Score: 0

Estimation of Semiparametric Factor Models with Missing Data

Published: December 2, 2025 | arXiv ID: 2512.03235v1

By: Sijie Zheng

Potential Business Impact:

Fixes broken data for better predictions.

Business Areas:

Predictive Analytics Artificial Intelligence, Data and Analytics, Software

We study semiparametric factor models in high-dimensional panels where the factor loadings consist of a nonparametric component explained by observed covariates and an idiosyncratic component capturing unobserved heterogeneity. A key challenge in empirical applications is the presence of missing observations, which can distort both factor recovery and loading estimation. To address this issue, we develop a projected principal component analysis (PPCA) procedure that accommodates general missing-at-random mechanisms through inverse-probability weighting.

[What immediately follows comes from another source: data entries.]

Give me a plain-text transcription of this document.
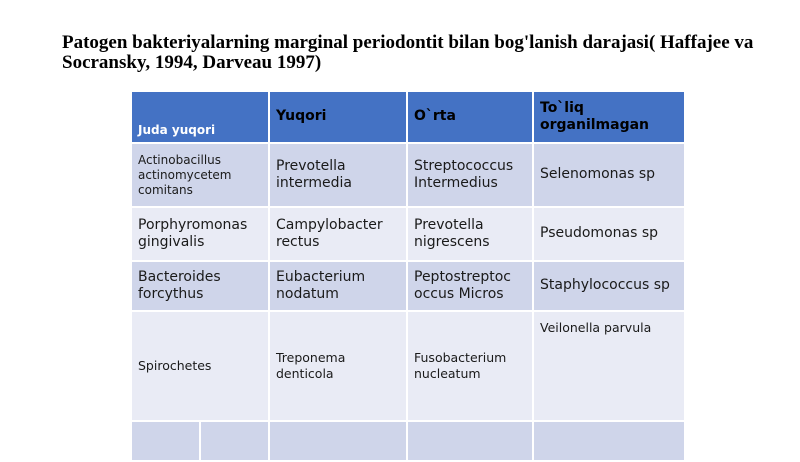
Patogen bakteriyalarning marginal periodontit bilan bog'lanish darajasi( Haffajee va Socransky, 1994, Darveau 1997)
Juda yuqori	Yuqori	O`rta	To`liq organilmagan
Actinobacillus actinomycetem comitans	Prevotella intermedia	Streptococcus Intermedius	Selenomonas sp
Porphyromonas gingivalis	Campylobacter rectus	Prevotella nigrescens	Pseudomonas sp
Bacteroides forcythus	Eubacterium nodatum	Peptostreptoc occus Micros	Staphylococcus sp
Spirochetes	Treponema denticola	Fusobacterium nucleatum	Veilonella parvula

We establish consistency and derive the asymptotic distributions of the estimated factors and loading functions, allowing the sieve dimension to diverge and permitting the time dimension to be either fixed or growing. Unlike classical PCA, PPCA achieves consistent factor estimation even when T is fixed, and the limiting distributions under missing data exhibit mixture normality with enlarged asymptotic variances. Theoretical results are supported by simulations and an empirical application. Our findings demonstrate that PPCA provides an effective and robust framework for estimating semiparametric factor models in the presence of missing data.